一人の女性が生涯に産む子ども数の推定値である合計特殊出生率は15年に2.46となり、全国平均(1.45)を大きく上回った。
ただ「旗手」と呼ばれた邑南町は近年、転出者が転入者を上回る社会減に転じた。
石橋良治町長は「我々が始めた子育て支援が各地に広まることはいいことだが、その結果、子育て世代の取り合いになっている」と打ち明ける。
邑南町は近隣から住民を集めているのが実態で、大都市圏からの転入者は微々たるものだ。総務省の住民基本台帳人口移動報告を分析すると、14~23年の10年間に邑南町へ転入した2500人の40%超が県内のほかの市町村からで、29%は隣接する広島県からだった。
東京都からの転入者は全体の3%、首都圏を合わせても7%にすぎない。
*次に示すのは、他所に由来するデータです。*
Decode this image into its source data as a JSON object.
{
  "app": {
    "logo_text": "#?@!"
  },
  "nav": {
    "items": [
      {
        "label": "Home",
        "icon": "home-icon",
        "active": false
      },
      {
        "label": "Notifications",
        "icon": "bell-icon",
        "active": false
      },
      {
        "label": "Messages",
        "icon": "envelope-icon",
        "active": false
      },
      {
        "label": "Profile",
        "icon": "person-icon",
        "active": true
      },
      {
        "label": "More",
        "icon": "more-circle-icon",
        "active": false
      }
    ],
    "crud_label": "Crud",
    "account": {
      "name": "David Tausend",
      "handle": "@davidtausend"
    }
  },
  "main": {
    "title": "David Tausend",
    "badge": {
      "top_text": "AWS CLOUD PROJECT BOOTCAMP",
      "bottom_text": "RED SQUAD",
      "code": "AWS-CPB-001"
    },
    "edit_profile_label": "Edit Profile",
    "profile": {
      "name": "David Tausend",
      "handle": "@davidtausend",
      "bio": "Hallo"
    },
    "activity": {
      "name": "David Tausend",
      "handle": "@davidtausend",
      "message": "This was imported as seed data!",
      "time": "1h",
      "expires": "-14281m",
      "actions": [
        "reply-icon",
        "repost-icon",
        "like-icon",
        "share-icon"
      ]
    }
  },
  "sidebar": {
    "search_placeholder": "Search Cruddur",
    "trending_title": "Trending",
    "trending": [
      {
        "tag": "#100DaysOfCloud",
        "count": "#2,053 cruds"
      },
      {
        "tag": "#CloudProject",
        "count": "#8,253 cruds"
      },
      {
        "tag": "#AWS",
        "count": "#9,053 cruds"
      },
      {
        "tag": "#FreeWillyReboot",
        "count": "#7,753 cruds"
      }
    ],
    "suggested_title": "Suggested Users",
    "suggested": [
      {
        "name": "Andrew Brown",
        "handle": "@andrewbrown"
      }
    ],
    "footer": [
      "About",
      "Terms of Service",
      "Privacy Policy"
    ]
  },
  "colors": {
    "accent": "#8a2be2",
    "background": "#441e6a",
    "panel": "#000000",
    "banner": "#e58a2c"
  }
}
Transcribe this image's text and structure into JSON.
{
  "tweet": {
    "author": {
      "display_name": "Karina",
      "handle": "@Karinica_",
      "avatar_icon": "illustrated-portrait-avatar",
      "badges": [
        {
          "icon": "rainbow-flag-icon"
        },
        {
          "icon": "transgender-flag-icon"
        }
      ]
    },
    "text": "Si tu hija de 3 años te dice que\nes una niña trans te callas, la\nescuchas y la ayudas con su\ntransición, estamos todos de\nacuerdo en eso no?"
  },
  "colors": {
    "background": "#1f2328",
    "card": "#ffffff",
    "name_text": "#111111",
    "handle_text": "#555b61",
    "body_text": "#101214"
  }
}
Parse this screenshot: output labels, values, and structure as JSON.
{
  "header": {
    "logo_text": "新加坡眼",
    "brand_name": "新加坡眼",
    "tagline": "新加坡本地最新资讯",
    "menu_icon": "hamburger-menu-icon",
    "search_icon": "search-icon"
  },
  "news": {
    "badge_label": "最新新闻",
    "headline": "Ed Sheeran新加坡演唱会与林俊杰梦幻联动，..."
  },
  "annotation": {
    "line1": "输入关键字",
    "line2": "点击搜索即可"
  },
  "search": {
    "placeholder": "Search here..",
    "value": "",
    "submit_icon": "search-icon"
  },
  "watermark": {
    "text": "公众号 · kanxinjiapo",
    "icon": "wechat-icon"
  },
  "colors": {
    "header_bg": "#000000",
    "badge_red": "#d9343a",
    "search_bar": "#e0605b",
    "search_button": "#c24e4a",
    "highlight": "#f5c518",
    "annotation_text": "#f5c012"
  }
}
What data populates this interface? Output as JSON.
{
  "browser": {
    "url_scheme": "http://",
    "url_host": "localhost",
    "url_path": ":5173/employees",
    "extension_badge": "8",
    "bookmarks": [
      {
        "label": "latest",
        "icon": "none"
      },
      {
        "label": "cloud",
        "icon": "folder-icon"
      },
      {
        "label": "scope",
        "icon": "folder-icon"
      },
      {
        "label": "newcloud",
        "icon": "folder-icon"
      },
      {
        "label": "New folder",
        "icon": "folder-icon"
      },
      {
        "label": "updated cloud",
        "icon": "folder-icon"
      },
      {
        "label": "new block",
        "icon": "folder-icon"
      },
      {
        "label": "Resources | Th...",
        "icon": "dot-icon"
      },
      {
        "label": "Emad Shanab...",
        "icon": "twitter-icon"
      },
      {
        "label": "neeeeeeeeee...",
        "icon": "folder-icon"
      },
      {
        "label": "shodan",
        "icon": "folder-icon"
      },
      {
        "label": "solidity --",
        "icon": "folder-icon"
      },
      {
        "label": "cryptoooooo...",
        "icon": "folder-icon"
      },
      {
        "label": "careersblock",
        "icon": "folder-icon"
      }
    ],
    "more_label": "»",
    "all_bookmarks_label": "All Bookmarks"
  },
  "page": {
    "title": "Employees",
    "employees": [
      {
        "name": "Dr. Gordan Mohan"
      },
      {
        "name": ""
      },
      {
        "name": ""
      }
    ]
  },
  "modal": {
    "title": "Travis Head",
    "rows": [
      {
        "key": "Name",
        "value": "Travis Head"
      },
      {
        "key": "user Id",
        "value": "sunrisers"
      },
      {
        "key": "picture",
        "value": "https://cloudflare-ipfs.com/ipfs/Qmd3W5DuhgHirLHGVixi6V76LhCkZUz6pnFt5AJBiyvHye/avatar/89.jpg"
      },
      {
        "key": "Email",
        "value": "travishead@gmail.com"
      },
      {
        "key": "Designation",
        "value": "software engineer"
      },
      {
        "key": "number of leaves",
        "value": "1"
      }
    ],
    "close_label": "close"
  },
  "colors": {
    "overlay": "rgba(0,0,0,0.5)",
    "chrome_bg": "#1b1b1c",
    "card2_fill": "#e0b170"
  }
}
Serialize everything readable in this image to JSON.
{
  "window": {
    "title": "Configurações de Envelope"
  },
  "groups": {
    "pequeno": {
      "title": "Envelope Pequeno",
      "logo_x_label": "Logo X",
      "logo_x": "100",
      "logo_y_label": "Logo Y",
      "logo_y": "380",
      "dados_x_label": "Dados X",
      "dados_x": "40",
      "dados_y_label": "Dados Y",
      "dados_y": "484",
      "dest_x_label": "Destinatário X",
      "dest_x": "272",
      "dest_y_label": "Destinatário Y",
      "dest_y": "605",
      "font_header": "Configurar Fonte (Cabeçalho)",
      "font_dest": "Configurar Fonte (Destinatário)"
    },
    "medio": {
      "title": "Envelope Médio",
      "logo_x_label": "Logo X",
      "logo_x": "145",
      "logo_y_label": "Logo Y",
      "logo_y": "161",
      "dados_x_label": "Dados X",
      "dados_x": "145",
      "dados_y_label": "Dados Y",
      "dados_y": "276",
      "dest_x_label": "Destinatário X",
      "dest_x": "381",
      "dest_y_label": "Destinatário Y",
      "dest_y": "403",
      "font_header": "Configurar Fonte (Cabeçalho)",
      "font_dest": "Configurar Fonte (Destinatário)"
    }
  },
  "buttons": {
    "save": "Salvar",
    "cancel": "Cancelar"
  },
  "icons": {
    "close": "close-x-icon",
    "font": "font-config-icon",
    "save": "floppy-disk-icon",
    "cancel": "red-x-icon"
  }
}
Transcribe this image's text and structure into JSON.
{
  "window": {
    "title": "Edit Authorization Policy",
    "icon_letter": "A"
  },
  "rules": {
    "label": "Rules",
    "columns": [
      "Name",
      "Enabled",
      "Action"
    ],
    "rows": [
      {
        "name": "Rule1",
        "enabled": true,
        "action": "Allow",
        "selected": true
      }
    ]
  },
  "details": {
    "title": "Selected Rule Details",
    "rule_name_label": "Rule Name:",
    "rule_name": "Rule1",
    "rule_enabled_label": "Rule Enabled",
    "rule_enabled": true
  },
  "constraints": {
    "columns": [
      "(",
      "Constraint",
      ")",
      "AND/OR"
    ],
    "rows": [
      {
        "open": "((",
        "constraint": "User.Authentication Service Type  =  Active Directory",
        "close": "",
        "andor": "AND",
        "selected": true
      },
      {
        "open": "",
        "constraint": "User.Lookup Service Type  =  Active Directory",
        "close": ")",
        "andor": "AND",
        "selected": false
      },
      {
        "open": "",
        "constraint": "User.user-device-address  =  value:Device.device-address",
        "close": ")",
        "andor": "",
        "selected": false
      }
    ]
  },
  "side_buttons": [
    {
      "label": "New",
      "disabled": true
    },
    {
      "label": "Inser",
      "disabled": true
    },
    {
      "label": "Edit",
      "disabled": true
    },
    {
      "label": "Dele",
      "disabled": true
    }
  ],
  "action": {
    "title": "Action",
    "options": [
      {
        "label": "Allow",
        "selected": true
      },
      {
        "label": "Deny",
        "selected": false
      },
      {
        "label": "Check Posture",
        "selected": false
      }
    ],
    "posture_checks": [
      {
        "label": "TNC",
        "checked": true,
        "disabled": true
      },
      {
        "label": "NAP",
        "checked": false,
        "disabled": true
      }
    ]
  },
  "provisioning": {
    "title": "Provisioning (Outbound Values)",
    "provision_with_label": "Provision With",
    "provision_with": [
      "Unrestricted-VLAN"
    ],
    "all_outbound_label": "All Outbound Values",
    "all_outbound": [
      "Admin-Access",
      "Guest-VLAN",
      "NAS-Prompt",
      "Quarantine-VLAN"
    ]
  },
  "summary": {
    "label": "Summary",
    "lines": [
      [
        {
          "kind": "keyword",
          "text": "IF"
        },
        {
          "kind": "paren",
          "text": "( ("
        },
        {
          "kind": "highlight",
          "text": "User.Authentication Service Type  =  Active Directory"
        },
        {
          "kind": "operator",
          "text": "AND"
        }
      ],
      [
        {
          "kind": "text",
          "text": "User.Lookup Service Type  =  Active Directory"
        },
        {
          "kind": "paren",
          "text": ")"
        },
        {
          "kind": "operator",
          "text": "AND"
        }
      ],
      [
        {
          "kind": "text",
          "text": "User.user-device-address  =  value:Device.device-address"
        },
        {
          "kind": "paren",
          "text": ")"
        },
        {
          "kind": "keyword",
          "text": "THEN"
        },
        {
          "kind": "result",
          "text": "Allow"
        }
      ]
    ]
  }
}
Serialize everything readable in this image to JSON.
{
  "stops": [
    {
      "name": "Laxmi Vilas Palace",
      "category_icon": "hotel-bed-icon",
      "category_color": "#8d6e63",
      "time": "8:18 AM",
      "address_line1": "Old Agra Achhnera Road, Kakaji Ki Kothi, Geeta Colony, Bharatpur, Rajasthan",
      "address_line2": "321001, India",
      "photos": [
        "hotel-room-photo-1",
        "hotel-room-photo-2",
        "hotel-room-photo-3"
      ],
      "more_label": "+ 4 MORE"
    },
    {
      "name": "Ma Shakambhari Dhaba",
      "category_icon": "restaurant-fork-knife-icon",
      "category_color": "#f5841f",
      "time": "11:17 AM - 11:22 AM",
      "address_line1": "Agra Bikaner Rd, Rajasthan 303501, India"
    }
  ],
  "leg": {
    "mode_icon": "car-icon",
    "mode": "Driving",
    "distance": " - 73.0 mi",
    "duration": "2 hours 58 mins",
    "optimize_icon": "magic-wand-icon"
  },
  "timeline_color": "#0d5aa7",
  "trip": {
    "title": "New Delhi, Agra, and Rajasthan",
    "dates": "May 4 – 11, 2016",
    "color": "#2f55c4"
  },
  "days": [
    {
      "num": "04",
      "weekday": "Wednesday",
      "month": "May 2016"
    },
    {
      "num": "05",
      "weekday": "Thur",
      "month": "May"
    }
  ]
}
この傾向は島根県全体でみても似た状況だ。
島根県の丸山達也知事は表情を曇らせる。「我々は手を尽くしてきた。それでも県全体の人口は減少している」
国は6月に公表した地方創生10年の取り組みを総括する報告書で「成果が上がっているケースも、多くは地域間での『人口の奪い合い』になっている」と指摘。
「国全体で見たときに人口減少の大きな流れを変えるには至っておらず、地方が厳しい状況にある」と認めた。
神奈川と埼玉、千葉の3県を含む東京圏の人口が日本の総人口に占める割合は3割(20年時点)。世界の国・地域と集中度で比べると、ソウルに次いで高く、ニューヨークの5倍近くだ。
都は、合計特殊出生率の低さを総人口の減少原因と結び付ける見方を問題視する。
進学や就職で上京する若年女性がすぐに結婚・出産を経験するわけではない。結婚・出産を迎えると、広い居住スペースを求めて都内から転出していく場合も少なくない。